Of course it is in principle always allowable for the compiler to evaluate a constexpr function at runtime, but being able to move the evaluation to compile-time is the entire point of having constexpr, after all.
Where is my fallacy, and is there a way of implementing a user-defined literal that can take a string literal so it actually evaluates at compile-time?
Possibly relevant similar questions:
Can a string literal be subscripted in a constant expression?
User defined literal arguments are not constexpr?
The first one seems to suggest that at least for char const (&str)[N] this works, and GCC accepts it, though I admittedly can't follow the conclusion.
The second one uses integer literals, not string literals, and finally addresses the issue by using template metaprogramming (which I don't want).
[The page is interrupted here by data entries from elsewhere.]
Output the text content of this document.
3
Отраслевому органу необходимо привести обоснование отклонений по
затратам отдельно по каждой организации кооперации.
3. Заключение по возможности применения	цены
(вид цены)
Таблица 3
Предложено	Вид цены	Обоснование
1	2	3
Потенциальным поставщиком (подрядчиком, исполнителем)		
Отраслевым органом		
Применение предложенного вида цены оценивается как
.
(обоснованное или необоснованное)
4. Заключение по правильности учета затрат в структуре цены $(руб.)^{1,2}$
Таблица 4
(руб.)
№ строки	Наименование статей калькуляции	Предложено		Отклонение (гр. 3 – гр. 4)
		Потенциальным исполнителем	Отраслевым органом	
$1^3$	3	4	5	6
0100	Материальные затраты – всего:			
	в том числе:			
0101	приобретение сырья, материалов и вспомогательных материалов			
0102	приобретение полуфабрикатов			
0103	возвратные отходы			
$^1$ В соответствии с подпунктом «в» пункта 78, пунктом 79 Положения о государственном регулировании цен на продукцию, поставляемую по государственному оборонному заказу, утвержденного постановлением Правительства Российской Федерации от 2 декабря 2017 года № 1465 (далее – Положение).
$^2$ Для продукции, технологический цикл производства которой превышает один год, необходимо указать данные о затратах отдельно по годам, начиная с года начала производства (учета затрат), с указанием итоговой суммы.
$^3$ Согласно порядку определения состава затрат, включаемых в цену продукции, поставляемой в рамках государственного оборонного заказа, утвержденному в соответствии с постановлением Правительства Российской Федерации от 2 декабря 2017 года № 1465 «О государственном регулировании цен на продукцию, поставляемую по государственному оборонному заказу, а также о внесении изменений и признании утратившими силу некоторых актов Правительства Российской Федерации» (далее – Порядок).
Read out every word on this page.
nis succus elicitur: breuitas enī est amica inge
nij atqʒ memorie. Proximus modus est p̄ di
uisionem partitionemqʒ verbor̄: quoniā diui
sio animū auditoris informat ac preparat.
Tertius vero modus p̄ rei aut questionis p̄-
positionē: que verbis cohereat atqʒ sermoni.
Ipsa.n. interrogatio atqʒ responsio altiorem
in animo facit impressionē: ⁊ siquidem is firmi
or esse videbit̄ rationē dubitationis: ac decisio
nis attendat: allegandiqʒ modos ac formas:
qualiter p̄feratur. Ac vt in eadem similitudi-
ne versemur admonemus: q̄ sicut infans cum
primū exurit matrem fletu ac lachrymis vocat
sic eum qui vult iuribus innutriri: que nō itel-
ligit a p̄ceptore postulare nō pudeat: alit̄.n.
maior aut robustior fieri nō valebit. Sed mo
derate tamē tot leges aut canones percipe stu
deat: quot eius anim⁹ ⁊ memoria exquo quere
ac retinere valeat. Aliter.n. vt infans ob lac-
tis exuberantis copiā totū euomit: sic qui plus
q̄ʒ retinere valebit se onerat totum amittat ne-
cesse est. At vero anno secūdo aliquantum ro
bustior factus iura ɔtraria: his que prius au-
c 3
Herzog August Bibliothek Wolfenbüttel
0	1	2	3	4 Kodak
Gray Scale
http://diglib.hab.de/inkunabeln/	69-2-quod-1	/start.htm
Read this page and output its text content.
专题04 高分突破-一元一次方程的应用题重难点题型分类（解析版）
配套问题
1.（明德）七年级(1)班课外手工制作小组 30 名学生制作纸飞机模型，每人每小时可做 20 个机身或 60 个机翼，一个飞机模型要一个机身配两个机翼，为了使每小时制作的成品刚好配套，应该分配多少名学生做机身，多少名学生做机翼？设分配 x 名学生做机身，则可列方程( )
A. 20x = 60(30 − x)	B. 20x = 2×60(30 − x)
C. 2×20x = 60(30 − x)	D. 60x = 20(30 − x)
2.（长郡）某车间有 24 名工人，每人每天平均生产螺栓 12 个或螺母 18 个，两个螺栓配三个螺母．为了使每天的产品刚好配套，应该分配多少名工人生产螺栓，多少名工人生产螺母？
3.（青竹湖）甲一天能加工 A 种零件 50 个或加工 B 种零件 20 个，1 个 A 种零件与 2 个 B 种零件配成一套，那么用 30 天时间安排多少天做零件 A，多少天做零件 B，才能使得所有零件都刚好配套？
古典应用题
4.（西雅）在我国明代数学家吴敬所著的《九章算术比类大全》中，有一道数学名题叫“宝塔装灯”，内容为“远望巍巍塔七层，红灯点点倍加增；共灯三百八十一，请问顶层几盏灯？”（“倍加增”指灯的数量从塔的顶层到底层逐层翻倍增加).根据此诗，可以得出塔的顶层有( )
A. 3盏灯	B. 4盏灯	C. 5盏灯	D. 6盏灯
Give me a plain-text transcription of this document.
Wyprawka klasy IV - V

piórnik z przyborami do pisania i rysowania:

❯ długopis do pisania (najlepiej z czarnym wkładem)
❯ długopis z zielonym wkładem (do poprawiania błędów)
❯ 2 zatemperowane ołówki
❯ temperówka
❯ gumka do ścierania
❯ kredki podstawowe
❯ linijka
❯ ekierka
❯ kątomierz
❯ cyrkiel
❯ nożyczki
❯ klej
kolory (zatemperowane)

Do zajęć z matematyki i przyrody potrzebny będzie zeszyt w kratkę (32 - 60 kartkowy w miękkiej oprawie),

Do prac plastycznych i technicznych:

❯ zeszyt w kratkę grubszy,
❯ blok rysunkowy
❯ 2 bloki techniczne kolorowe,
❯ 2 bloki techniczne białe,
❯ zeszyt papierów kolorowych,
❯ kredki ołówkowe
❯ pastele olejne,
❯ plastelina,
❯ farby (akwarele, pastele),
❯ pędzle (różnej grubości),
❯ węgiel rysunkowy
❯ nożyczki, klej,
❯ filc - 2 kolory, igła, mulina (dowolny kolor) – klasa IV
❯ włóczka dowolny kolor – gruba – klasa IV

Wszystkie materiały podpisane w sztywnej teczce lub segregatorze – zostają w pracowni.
So apparently the issue is not limited to string literals?

I don't have GCC 4.7.2 at hand to try, but your code without the static assertion (more on that later) compiles fine and executes the function at compile-time with both GCC 4.7.3 and GCC 4.8. I guess you will have to update your compiler.
The compiler is not always allowed to move the evaluation to runtime: some contexts, like template arguments, and static_assert, require evaluation at compile-time or an error if not possible. If you use your UDL in a static_assert you will force the compiler to evaluate it at compile-time if possible. In both my tests it does so.
Now, on to __builtin_constant_p(str). To start with, as documented, __builtin_constant_p can produce false negatives (i.e. it can return 0 for constant expressions sometimes).
str is not provably a constant expression because it is a function argument. You can force the compiler to evaluate the function at compile-time in some contexts, but that doesn't mean it can never evaluate it at runtime: some contexts never force compile-time evaluation (and in fact, in some of those contexts compile-time evaluation is just impossible). str can be a non-constant expression.
The static assertions are tested when the compiler sees the function, not once for each call the compiler sees. That makes the fact that you always call it in compile-time contexts irrelevant: only the body matters. Because str can sometimes be a non-constant expression, __builtin_constant_p(str) in that context cannot be true: it can produce false negatives, but it does not produce false positives.
To make it more clear: static_assert(__builtin_constant_p("blah"), "") will pass (well, in theory it could be fail, but I doubt the compiler would produce a false negative here), because "blah" is always a constant expression, but str is not the same expression as "blah".
For completeness, if the argument in question was of a numeric type (more on that later), and you did the test outside of a static assertion, you could get the test to return true if you passed a constant, and false if you passed a non-constant. In a static assertion, it always fails.
But! The docs for __builtin_constant_p reveal one interesting detail:
However, if you use it in an inlined function and pass an argument of the function as the argument to the built-in, GCC will never return 1 when you call the inline function with a string constant or compound literal (see Compound Literals) and will not return 1 when you pass a constant numeric value to the inline function unless you specify the -O option.
As you can see the built-in has a limitation makes the test always return false if the expression given is a string constant.